For some reason, John Waters apparently decided to release a book. For some other reason, he called it "Art: A Sex Book". I don't know why; it contains very little of either.

Page 29 is a picture of a low, free-standing wall of a dark purple shade, in the middle of a cultivated lawn. That's it. Page 34 has a photo, from behind and to the side, of a girl sticking her tongue out at a power outlet. Page 37? A small raised platform on a wood floor with a mirror-paneled box on it. Page 53, books stacked like rectangular stone blocks. Page 48, a naked man lying on his back, spraying ink/paint/I-don't-want-to-know-what out of his .. Well, I can't say what, because while you can print a photo of that body part, to use its proper name appears to get your review rejected.

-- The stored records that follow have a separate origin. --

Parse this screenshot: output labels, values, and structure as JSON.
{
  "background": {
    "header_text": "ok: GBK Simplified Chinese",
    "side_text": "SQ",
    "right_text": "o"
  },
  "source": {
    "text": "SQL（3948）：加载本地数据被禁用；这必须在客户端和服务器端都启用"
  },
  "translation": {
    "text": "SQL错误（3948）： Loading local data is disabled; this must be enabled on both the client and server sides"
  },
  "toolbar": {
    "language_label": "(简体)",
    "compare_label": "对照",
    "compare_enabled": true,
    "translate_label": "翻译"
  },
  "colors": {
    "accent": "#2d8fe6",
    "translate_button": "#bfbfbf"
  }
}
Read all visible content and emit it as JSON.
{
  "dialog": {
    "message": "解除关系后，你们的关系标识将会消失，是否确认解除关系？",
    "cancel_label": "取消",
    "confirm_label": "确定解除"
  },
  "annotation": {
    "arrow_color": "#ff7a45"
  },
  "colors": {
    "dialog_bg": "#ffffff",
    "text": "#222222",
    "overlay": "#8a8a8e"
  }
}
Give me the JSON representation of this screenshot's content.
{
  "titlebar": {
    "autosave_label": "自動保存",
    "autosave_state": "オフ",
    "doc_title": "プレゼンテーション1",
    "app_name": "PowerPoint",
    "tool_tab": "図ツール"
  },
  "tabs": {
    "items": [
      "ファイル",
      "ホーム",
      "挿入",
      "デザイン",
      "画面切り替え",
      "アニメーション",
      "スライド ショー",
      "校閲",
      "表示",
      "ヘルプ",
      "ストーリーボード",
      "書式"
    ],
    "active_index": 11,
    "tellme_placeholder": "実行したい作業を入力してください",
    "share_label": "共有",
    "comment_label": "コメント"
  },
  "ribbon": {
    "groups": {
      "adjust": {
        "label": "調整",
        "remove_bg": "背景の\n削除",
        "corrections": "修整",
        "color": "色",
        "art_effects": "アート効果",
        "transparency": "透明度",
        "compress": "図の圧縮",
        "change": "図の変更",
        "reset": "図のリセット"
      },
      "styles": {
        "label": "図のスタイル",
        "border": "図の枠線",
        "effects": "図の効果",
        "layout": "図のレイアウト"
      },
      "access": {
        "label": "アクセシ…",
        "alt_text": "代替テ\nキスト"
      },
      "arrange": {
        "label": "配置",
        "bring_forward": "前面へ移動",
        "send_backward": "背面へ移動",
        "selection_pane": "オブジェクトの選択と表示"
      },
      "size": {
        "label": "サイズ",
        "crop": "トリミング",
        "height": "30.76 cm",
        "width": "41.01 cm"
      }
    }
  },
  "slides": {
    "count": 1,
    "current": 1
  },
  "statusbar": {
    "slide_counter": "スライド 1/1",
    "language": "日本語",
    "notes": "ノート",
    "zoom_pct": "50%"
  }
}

I'm particularly fond of the morbidly obese naked mother and daughter fondling themselves together on a couch. At least, the title is "Mother and Daughter on Couch". (And yes, I do get the idea of the "If you think you're sexy ..." concept. That isn't the predominant factor that makes me twitch at this image.) The nude man with his ankles tucked behind his head and "Molly Ringwald" written across his buttocks (with the "O" oh-so-cleverly drawn around his body-part-you-can-photograph-but-not-name) certainly inspires me. The airport runway with a police car, truck, and American Airlines jet liner really .. oh wait, it's supposed to be phallic imagery? How novel! I also found a high degree of eroticism in the art form of a person waddling while leaving a (apparently) world-record-making line of "waste matter" on a bowling lane. The one with a man stretching his loose-skin-containing-sensitive-male-components over a small dog's head leaves me wondering why I don't send money to PETA right away.

Is there ANY art or ANY sexually titillating imagery? To be sure. Somewhere between the scatological, the incestuous, the bestial, the degrading, the infantile, the bland... SOMEWHERE, tucked in amidst the death screams of trees wishing they were turned into political flyers instead of these pages, there are pictures of something qualifiable as "art". There are even a few erotic images, scattered here and there. And while I don't share the same interest in young males as our authors/compilers, even I can tell some of their pictures would be arousing and fascinating.

After flipping through this book, however, I have come to a particular conclusion. There is a large number of these images which are left named as "Untitled". And I really mean a LOT of them. It leaves me thinking that even the self-proclaimed artists themselves realize they're just BS'ing everyone. After all, why bother spending the time to come up with a name, or even pretend there's a deep and important meaning in the image, when as the creator you, too, think it's all just a scam.

I suppose if your tastes tend towards male eroticism, scatology, disturbing or just plain absurd imagery -- basically, if you actually get a thrill from stuff like Stile -- then this book belongs at your bedside. As for my copy, you'll find it on a Popular Second-Hand Website soon enough.